• Sonuç bulunamadı

Jeolojik olarak volkanik kayaçların oldukça yaygın olduğu bölgede, Ulu Cami’nin yapı taşları olarak bazalt kullanılmıştır. Çalışmanın amacı ise, Ulu Cami avlusunda yeraltında bir yapı olup olmadığının araştırılması ve cami duvarlarının temel derinliklerini bulmak amaçlanmıştır.

Arkeolojik araştırmalarda, jeofiziğin kullanımının yaygınlaşmasında en önemli özellik, genellikle bilgilere mümkün olan en kısa sürede ulaşması ve söz konusu arkeolojik kalıntılara herhangi bir zarar vermiyor olmasıdır. Arkeolojik çalışmaların

başlangıcında, saha seçimi ve kazı planının yapılması aşamasında uygulanan jeofizik çalışmalar, yeraltında gömülü olarak bulunan yapının, geometrisi ve derinliği hakkında kesin yanıtlar verebilmektedir. Bu sayede kazılarda zaman kaybı önlenerek, kazı masrafları önemli ölçüde düşürülmektedir. Arkeolojik çalışmalarda, jeofizik araştırmaların kullanımı, son yirmi yıldan beri yaygın hale gelmiştir [4-7].

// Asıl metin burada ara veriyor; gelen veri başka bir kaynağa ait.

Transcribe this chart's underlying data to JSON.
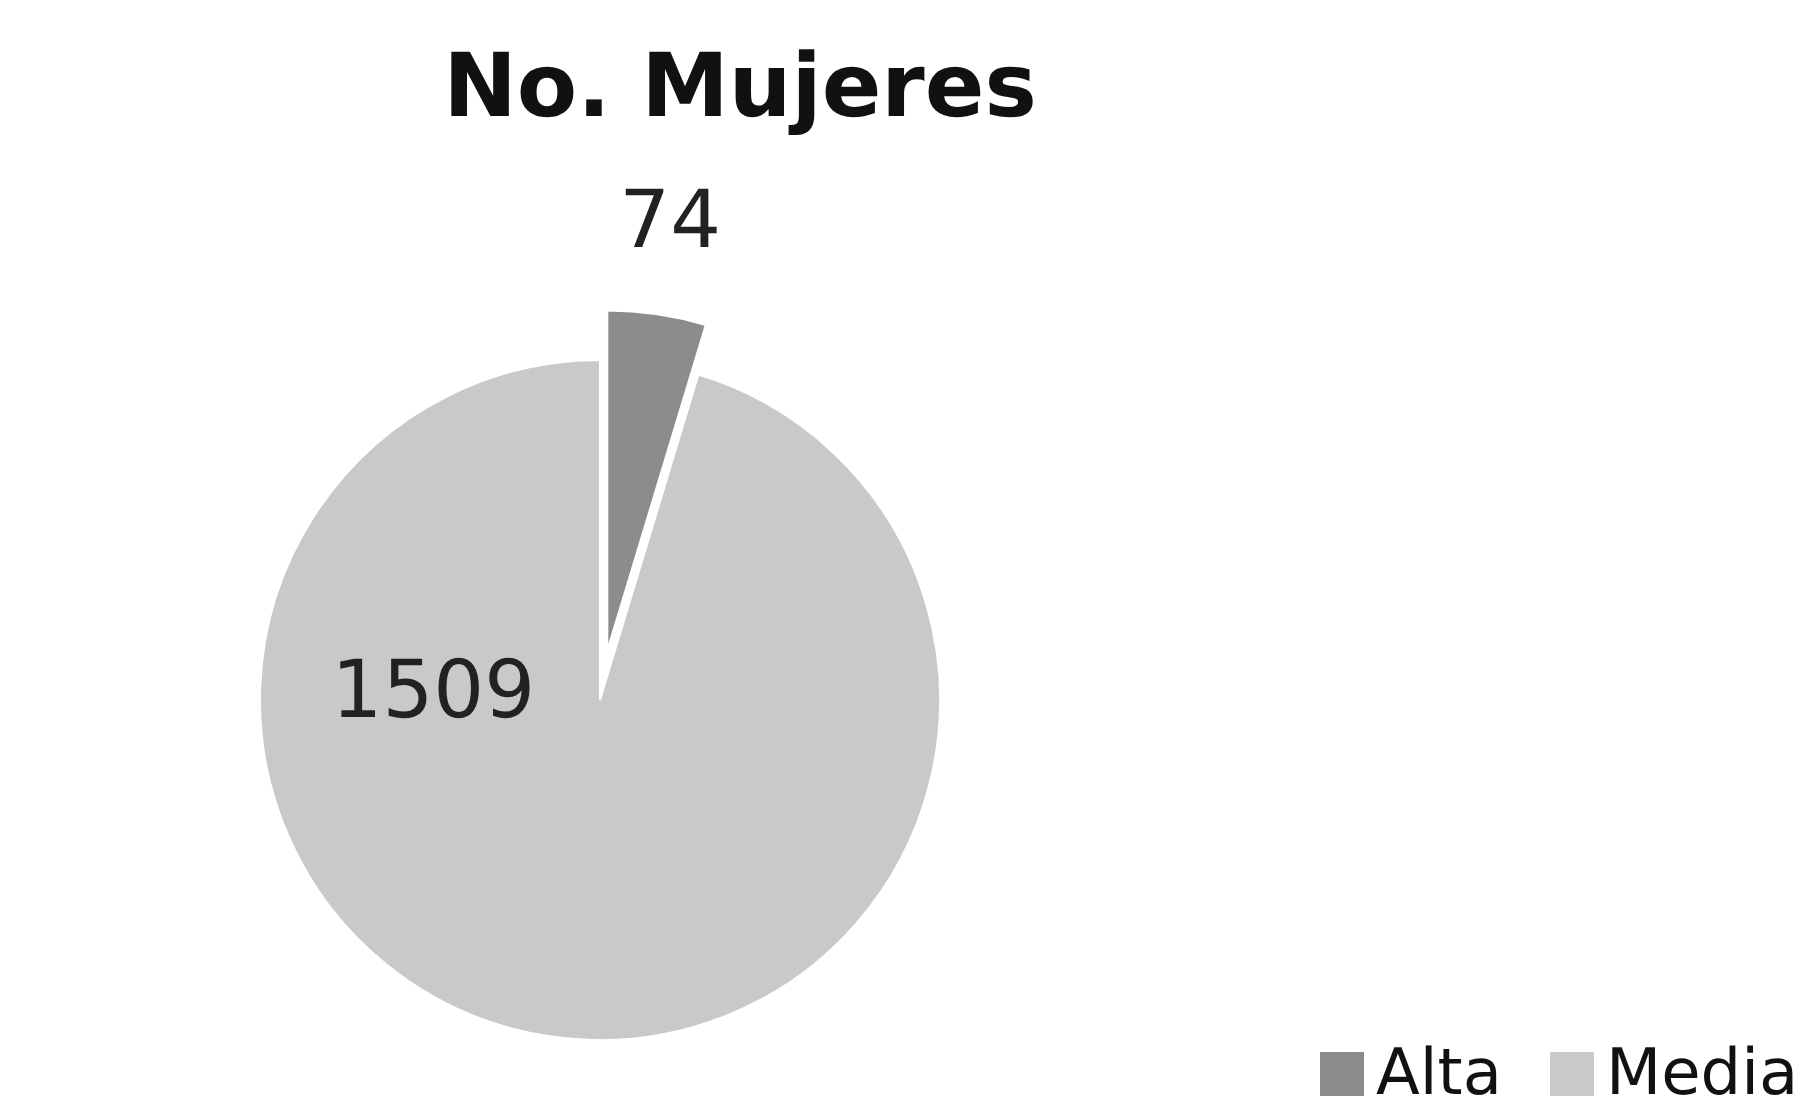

Rezistivite yöntemi tahmin edilen tarihsel gömülü yapı ve çevresindeki toprak arasında belirgin bir özdirenç farkı var ise kullanılır [8,9]. Elektrik (rezistivite) tomografisi (ERM), arkeolojik çalışmalarda en çok kullanılan yöntemdir. Çünkü bu uygulama duvarların, yapı temellerinin ve mağaraların tespit edilmesinde oldukça başarılı bir yöntemdir. Güncel olarak rezistivite görüntüleme tekniği sığ arkeolojik yapıların tespitinde çokça kullanılan metot olarak yerini almıştır. Bu teknikteki amaç, seçilen elektrot dizilimi (wenner, schlumberger, dipol-dipol, pole-pole vb.) sayesinde çalışma alanında devamlı olarak yeraltını görüntülemektir [10-14]. Ters çözüm teknikleri kullanarak elde edilen elektrik özdirenç verilerinin yorumlanması son yıllarda oldukça kullanılan bir yöntem halini almıştır. Görüntüleme çalışmalarında 2D ve 3D ters çözüm teknikleri kullanılır [14-17].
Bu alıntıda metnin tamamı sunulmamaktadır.